The nonsense of all this is, if it were ever to be taken seriously (and we burn all the books mentioning the word), it would seem that I could go down to the Dog and Duck Folk Club and listen to songs that might be booed off the stage at the Pindar of Wakefield Folk Club.
What I could (or not) expect could depend on the organisers' personal taste, Judgement, knowledge, or lack of any or all of these - or even what he or she had for breakfast that morning.
This is 'singing horse' writ silly - or as Humpty Dumpty was reported to have said:
"When I use a word, it means what I choose it to mean - neither more nor less".
And what ARE we going to do about the related disciplines? Are we going to declare UDI from folklore, folk dance, folk tales, folk customs, folk music?
The term 'folk' did not originate with the IFMC in 1954, but was coined as 'folklore' by William Thoms in 1846 - 160 odd years old and still going strong! It was adopted in relation to song some time around the beginning of the 20th century and incorporated into the 1954 definition because of the common origins shared by all the disciplines I've just mentioned.
As I said earlier in this thread, none of this nonsense makes the slightest difference in the long term.
Folk song is fully documented and will survive long after the clubs have distorted and diluted themselves out of existance and all the hangers-on have moved away to find another peg to hang their musical hats on.
Somebody mentioned the term 'democratic' earlier. Personally I can't think of anything more George Orwellish than to sit back and allow a tiny splinter group to re-write the dictionary to suit their own lack of imagination.
'Tradition and folk different'
No they're not; they are two sides of the same coin - folk referring to the origins of the songs, tradition to the transmission and filtering process that made them what they evolved into - joined at the hip.
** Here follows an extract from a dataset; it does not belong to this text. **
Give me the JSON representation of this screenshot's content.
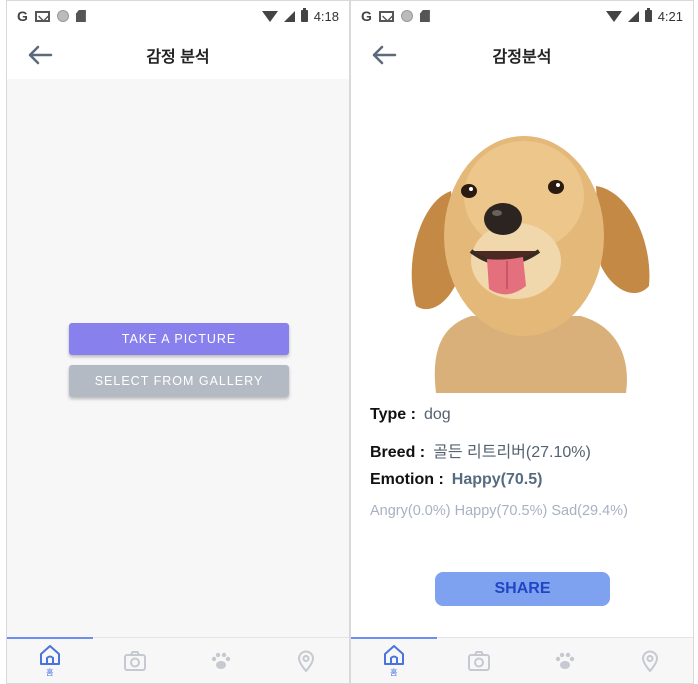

'The word 'folk' has pretty much been left for people to use as they please'
Only within the narrow Freemasonry of the folk clubs – and not universally there, but only where personal tastes and interests have made it convenient to have it so. Elsewhere, where it is used, it still retains its meaning - want a list of books, articles, collections of music, dance, folktales, folklore, customs.... which still sit comfortably with the term in its original sense – can't wait for the huge J M Carpenter Folksong Collection to see the light of day.